Biutiful is about a modern-day Jesus Christ. I actually didn't realize this until the New York Times review of the thing tipped me off, so if you're planning on seeing it, please recall the following formula which I'm sure you know, and which is so clearly on display in this movie I really don't see how I could have failed to pick up on it:
Flawed guy who's nonetheless better than everyone else + dies even though everyone else deserves to die more + trusts the wrong people + helps the needy + has bizarre supernatural powers + nonsensically seems to love a crazy woman who has enough baggage to fill a luxury cruise ship + doesn't really have a father + scruffy facial hair = Jesus Christ
So what is so modern-day about this particular Jesus Christ? Well, he's a bit of a gangster for one (he's involved with an utterly douchy bunch of guys who smuggle illegal immigrants into Barcelona to use for cheap labour), and he apparently has at least a slight interest in earthly pleasures ("Remember that time we fucked in the closet?" his crazy baggage-laden ladyfriend asks him). He also doesn't know how to spell (see the title).
I'll admit I kind of liked this movie, but that's just because as a hipster-in-denial, I (along with the New York Times, I daresay) tend to like movies that seem really artsy-fartsy and are in Spanish.
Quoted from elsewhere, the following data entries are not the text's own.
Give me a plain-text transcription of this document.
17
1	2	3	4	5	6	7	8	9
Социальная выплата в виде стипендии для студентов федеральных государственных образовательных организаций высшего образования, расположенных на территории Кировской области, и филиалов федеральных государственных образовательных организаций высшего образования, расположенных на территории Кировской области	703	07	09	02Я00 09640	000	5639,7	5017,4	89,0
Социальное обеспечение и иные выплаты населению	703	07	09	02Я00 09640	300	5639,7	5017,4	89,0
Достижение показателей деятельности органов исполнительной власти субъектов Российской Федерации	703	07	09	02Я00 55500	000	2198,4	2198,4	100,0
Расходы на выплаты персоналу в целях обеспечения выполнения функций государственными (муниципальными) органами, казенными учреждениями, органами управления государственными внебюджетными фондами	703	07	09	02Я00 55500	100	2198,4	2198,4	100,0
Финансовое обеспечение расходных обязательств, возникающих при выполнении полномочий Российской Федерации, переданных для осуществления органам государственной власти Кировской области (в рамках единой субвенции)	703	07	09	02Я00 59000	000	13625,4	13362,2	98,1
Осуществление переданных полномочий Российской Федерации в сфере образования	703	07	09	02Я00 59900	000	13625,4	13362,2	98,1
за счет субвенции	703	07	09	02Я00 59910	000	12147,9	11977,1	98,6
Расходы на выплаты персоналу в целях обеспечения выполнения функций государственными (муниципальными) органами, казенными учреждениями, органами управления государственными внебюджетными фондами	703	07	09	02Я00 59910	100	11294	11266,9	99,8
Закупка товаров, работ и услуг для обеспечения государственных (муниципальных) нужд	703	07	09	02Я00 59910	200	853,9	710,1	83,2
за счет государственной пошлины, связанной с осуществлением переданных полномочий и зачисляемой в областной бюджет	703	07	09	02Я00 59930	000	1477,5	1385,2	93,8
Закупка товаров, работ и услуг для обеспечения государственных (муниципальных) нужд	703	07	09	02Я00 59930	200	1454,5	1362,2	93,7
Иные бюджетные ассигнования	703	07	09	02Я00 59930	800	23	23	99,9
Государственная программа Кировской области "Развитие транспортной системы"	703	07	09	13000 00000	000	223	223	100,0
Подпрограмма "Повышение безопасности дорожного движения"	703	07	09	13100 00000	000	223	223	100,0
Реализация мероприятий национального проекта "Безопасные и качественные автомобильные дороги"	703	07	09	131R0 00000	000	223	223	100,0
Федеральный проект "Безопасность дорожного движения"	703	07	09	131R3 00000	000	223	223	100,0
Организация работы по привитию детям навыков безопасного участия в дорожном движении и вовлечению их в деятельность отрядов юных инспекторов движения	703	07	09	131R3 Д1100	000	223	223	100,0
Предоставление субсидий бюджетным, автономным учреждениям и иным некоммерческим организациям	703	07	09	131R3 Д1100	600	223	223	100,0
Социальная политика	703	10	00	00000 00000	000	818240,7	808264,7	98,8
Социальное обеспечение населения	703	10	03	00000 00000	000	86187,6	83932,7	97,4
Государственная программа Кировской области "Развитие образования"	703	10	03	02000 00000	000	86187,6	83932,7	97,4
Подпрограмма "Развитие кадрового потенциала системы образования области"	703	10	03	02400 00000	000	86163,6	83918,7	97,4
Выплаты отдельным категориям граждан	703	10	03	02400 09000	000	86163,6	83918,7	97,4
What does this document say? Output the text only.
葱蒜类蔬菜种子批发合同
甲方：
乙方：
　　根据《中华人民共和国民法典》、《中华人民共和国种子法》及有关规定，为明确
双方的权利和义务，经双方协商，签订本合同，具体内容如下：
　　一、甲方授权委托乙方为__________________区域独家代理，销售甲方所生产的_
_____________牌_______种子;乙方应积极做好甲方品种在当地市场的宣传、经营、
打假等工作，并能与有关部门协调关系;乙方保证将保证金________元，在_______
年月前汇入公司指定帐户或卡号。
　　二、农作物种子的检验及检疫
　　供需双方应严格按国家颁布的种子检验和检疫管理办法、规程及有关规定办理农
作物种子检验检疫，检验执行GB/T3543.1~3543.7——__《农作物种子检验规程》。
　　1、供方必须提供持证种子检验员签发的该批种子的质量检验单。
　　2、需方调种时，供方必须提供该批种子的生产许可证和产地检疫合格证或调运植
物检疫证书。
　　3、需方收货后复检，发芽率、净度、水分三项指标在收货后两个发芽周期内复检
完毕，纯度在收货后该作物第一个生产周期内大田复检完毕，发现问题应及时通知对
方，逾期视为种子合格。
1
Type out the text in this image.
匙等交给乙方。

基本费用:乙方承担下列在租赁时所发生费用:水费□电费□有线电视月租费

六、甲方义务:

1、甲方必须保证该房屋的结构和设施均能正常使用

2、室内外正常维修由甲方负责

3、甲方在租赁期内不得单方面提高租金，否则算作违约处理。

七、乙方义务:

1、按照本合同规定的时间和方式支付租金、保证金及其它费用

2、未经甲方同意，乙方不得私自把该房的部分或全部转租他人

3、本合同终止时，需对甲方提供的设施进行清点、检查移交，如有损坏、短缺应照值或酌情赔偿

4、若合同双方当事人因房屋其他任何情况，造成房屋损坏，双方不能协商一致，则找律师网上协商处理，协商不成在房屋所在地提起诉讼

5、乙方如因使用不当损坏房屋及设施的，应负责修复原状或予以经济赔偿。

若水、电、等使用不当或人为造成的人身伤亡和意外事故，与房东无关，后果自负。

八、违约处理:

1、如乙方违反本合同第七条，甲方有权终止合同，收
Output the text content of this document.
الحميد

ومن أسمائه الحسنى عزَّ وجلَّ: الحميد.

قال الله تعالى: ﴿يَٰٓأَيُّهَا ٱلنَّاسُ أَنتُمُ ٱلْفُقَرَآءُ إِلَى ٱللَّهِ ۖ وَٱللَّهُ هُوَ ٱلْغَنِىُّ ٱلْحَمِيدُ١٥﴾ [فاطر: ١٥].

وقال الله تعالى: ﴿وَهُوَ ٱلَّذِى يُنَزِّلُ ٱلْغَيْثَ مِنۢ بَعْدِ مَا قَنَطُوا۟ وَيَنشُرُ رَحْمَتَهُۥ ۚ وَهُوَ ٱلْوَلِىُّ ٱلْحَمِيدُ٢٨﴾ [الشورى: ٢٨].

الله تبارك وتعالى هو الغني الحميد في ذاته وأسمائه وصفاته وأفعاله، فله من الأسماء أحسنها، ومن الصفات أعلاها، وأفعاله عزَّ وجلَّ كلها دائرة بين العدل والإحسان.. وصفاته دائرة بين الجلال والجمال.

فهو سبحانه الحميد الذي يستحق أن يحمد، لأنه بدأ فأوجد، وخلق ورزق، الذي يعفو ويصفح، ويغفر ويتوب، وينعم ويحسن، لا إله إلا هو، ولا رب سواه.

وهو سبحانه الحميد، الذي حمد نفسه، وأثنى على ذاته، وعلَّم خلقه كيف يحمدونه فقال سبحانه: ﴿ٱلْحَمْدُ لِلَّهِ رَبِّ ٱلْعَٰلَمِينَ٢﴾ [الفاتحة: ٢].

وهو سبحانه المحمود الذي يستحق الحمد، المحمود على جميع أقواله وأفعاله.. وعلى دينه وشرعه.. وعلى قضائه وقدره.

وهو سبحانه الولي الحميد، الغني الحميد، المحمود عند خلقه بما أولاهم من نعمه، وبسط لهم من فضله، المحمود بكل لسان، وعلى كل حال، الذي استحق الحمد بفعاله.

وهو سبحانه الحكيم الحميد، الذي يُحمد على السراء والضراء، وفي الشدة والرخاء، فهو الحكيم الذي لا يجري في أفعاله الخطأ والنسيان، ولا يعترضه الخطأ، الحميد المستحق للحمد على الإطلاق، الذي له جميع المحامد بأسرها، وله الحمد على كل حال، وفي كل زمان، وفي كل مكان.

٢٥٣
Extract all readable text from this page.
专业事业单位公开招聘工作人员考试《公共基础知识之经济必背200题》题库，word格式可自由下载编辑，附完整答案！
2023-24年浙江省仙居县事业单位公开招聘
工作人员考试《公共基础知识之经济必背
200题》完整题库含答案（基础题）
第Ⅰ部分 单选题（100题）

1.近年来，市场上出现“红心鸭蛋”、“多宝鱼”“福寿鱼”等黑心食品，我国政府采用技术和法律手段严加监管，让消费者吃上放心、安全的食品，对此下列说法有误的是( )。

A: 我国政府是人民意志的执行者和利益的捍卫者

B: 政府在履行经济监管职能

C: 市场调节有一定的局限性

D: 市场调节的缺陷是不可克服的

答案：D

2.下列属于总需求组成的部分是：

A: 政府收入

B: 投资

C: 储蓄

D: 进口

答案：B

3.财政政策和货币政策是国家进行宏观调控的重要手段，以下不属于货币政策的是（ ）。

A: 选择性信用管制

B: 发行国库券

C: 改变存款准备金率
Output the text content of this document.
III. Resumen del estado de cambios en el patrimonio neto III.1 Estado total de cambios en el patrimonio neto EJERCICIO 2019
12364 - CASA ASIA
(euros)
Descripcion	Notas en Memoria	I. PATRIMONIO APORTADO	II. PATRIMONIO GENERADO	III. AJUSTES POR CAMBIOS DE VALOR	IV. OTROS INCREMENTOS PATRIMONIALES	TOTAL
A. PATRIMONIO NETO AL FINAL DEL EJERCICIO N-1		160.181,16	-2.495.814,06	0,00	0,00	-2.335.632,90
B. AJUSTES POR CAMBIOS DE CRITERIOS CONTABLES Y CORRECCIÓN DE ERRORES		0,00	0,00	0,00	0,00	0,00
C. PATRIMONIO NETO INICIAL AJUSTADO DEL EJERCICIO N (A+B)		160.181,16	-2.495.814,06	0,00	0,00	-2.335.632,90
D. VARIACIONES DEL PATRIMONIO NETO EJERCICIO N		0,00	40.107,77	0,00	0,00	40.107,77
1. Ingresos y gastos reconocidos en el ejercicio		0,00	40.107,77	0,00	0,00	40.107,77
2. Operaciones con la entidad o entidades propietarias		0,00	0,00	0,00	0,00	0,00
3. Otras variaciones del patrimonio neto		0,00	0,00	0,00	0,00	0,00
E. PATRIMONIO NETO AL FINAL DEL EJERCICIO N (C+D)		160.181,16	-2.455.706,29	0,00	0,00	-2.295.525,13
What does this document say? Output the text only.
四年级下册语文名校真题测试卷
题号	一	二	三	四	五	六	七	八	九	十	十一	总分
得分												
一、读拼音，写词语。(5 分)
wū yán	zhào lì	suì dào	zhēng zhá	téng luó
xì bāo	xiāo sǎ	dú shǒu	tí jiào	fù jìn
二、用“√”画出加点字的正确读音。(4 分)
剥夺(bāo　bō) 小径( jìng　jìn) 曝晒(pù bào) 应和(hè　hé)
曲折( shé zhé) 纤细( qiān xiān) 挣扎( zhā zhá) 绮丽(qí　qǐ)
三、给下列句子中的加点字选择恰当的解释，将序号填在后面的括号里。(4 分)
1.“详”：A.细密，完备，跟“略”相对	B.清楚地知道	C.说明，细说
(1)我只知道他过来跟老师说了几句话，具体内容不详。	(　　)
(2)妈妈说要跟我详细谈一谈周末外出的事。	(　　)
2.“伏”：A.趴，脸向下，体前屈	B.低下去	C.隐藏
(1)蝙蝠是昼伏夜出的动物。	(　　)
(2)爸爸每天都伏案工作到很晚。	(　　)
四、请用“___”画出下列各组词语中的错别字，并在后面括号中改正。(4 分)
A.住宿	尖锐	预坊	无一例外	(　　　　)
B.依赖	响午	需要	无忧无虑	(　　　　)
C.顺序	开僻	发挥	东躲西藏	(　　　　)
The only other thing I thought was a bit cool about it is how you could really feel how gross Christ's apartment was, and how wacked-out his lady's issues were, to the point that you could actually almost smell their nasty-ass body odor through the screen. That's pretty amazing if you think about it.
Apart from that, though, I really only have one thing to say about this movie. Remember how when you were like seven, all the cool kids always said "That's so funny I forgot to laugh?" Well, I'm going to proclaim myself cool and say that this shit was so depressing I forgot to cry. In fact, I sort of laughed.